Enhanced Rights for Tenants
February saw the introduction of a number of measures which give residential tenants holding long leases greater protection against forfeiture of their leases.
The first of the changes is by an amendment to S 81 of the Housing Act which stipulates that a lease cannot be forfeit for non-payment of service charges until the court or the Leasehold Valuation Tribunal (LVT) has determined that the service charge is payable by the tenant or the tenant has admitted the liability. After the determination, the landlord must wait a further 14 days and then must comply with any regulations created by the Secretary of State in relation to rights of re-entry to the premises.
Secondly, notices alleging breaches of covenant by the tenant cannot be served unless the LVT (or the court) has determined that a breach has, in fact, occurred. Only then can the relevant notice under S146 be issued after a further 14 days.
Two further changes also benefit tenants.
The first of these is that rent will not be payable under a long residential leasehold until the landlord has served a notice on the tenant, in the prescribed form, stating the rent due and the payment dates. The notice must be served between 30 and 60 days of the rent becoming due for payment and earlier payment cannot be sought.

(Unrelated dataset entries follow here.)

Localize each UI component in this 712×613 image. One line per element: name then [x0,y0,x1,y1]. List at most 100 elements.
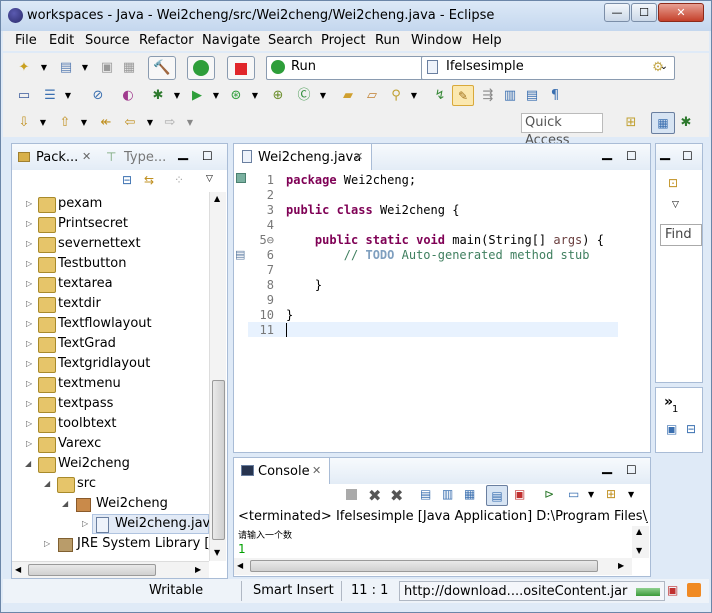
maximize-view-icon[interactable]: ☐ [202,149,213,163]
minimize-view-icon[interactable]: ▁ [178,146,188,161]
scroll-up-icon[interactable]: ▲ [636,527,642,536]
scrollbar-thumb[interactable] [250,560,598,572]
debug-icon[interactable]: ✱ [149,87,167,105]
tasks-icon[interactable]: ☰ [41,87,59,105]
prev-annotation-icon[interactable]: ⇧ [56,114,74,132]
scrollbar-thumb[interactable] [212,380,225,540]
close-icon[interactable]: ✕ [354,150,363,163]
rss-feed-icon[interactable] [687,583,701,597]
new-dropdown-icon[interactable]: ▼ [35,59,53,77]
expand-arrow-icon[interactable]: ▷ [26,314,36,334]
run-dropdown-icon[interactable]: ▼ [207,87,225,105]
expand-arrow-icon[interactable]: ▷ [26,254,36,274]
next-annotation-dropdown-icon[interactable]: ▼ [34,114,52,132]
type-hierarchy-tab[interactable]: Type... [124,150,166,165]
tree-item-textdir[interactable]: ▷ textdir [12,294,209,314]
clear-console-icon[interactable]: ▤ [420,487,431,501]
open-type-icon[interactable]: ▰ [339,87,357,105]
quick-access-input[interactable]: Quick Access [521,113,603,148]
external-tools-dropdown-icon[interactable]: ▼ [246,87,264,105]
menu-search[interactable]: Search [268,33,313,48]
console-output[interactable]: 请输入一个数 1 [234,526,632,558]
tree-item-wei2cheng-package[interactable]: ◢ Wei2cheng [12,494,209,514]
block-select-icon[interactable]: ▥ [501,87,519,105]
scrollbar-thumb[interactable] [28,564,156,576]
build-button[interactable]: 🔨 [148,56,176,80]
tree-item-textgridlayout[interactable]: ▷ Textgridlayout [12,354,209,374]
word-wrap-console-icon[interactable]: ▦ [464,487,475,501]
scroll-left-icon[interactable]: ◀ [237,561,243,570]
menu-file[interactable]: File [15,33,37,48]
expand-arrow-icon[interactable]: ▷ [26,194,36,214]
tree-item-pexam[interactable]: ▷ pexam [12,194,209,214]
expand-arrow-icon[interactable]: ▷ [26,294,36,314]
menu-run[interactable]: Run [375,33,400,48]
scroll-down-icon[interactable]: ▼ [636,546,642,555]
scroll-left-icon[interactable]: ◀ [15,565,21,574]
package-explorer-tab[interactable]: Pack... [36,150,78,165]
tasks-dropdown-icon[interactable]: ▼ [59,87,77,105]
scroll-lock-icon[interactable]: ▥ [442,487,453,501]
skip-breakpoints-icon[interactable]: ⊘ [89,87,107,105]
menu-project[interactable]: Project [321,33,365,48]
display-console-dropdown-icon[interactable]: ▼ [588,490,594,499]
stop-toolbar-button[interactable] [227,56,255,80]
maximize-view-icon[interactable]: ☐ [626,149,637,163]
back-icon[interactable]: ⇦ [121,114,139,132]
external-tools-icon[interactable]: ⊛ [227,87,245,105]
java-perspective-button[interactable]: ▦ [651,112,675,134]
problems-icon[interactable]: ⊟ [686,422,696,436]
menu-edit[interactable]: Edit [49,33,74,48]
expand-arrow-icon[interactable]: ▷ [26,434,36,454]
forward-dropdown-icon[interactable]: ▼ [181,114,199,132]
focus-active-task-icon[interactable]: ⁘ [174,173,184,187]
maximize-view-icon[interactable]: ☐ [682,149,693,163]
display-console-icon[interactable]: ▭ [568,487,579,501]
back-dropdown-icon[interactable]: ▼ [141,114,159,132]
outline-icon[interactable]: ⊡ [668,176,678,190]
new-java-project-icon[interactable]: ▤ [57,59,75,77]
scroll-right-icon[interactable]: ▶ [195,565,201,574]
next-annotation-icon[interactable]: ⇩ [15,114,33,132]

The second is that landlords are no longer able to insist that tenants use an insurer of the landlord's choice. The tenant can insure with any authorised insurer. The leaseholder will have to insure both his and the landlord's interests and to advise the landlord within 14 days of the cover taking effect, and in prescribed form, of the insurer, perils covered and so on.
The implications of this new legislation for landlords are chiefly ones of making sure that their procedures have been updated for the changes. The extension of the role of the LVT is also noteworthy.